Çalışma Bakanlığı bütçenin içinde en önemli kalemlerinden biri. Sosyal Güvenlik Kurumu 2008'de yeniden yapılandırılarak yürürlüğe giren 5510 sayılı Sosyal Sigortalar ve Genel Sağlık Sigortası Kanunu üzerinden on dört yıl geçti, AKP iktidarı üzerinden ise yirmi yıl geçti. Yirmi yıldır açıkları kapatmak şöyle dursun, açık maalesef 106 katına çıkmış durumda. "Sosyal güvenlikte devrim yaptık." dendi, şimdi sistem mali açıdan sürdürülebilirliğini maalesef kaybetmiş durumda. Sık sık Cumhuriyet Halk Partisiyle ilgili bir propaganda var, yirmi yıldan beri yapılıyor. AKP Genel Başkanı Sayın Erdoğan ve sözcüleri, sakız gibi "SSK'yi Kılıçdaroğlu batırdı." diye bir algı operasyonu yapmaya çalışıyorlar. Biraz sonra tablolarla göstereceğim bunun manipülasyon olduğunu, yalan olduğunu, iftira olduğunu ve maalesef yirmi yıldan beri kendi beceriksizliklerini kapatmaya yönelik hamleler olduğunu söylemek isterim.

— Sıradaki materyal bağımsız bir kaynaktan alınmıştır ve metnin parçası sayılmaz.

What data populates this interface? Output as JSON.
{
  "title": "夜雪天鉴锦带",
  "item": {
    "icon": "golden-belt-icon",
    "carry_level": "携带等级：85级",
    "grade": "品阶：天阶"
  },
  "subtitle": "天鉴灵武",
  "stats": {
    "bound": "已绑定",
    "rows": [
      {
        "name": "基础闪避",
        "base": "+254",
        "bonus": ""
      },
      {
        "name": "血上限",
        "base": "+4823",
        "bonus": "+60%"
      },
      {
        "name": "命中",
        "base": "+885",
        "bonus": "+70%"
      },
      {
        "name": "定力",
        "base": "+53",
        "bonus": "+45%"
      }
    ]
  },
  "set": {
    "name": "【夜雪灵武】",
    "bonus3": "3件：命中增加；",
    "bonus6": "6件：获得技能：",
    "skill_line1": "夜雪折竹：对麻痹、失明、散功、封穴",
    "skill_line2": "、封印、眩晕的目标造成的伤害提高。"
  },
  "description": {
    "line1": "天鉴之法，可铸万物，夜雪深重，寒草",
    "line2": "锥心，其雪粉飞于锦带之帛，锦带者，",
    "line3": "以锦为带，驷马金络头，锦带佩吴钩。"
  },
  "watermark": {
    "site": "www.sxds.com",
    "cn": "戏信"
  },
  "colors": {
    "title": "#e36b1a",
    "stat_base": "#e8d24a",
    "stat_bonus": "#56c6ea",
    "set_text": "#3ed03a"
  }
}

SGK AÇIĞI KILIÇDAROĞLU DÖNEMİNDEN TAM 106 KAT DAHA FAZLA

Elimde birkaç tablo var, Kılıçdaroğlu'nun toplam görev yaptığı sürede -1999'un iki ayı da dâhil- 4 milyon 572 bin açık var SSK'de, 2003-2022 yıllara arasında SGK'nin toplam açığı ise 482,5 milyar lira. Yani, AKP'nin SGK açığı Kılıçdaroğlu'nun tam 106 katı. Bunun nasıl bir yalan olduğu, nasıl bir manipülasyon olduğunu da hem sizlerle hem de kamuoyuyla paylaşmak istiyorum Şimdi, SGK finansman açığı daha bu yıl bitmeden geçen yılki toplam açığı geçmiş durumda. 2021 yılında, 21 milyar 613 milyon TL olan SGK finansman açığı, henüz bu yılın ilk sekiz ayında 35 milyar 809 milyon TL'ye çıkmış durumda. Ayrıca, bu yılın ilk sekiz ayındaki toplam açık, son yirmi yılın on yedisindeki toplam yıl sonu açığını geride bırakarak rekor kırmış durumda. Şimdi, bir gerçeği daha paylaşmak istiyorum. Kemal Kılıçdaroğlu dönemi ile AKP dönemini daha iyi karşılaştırabilmek için bir tablo daha var elimizde.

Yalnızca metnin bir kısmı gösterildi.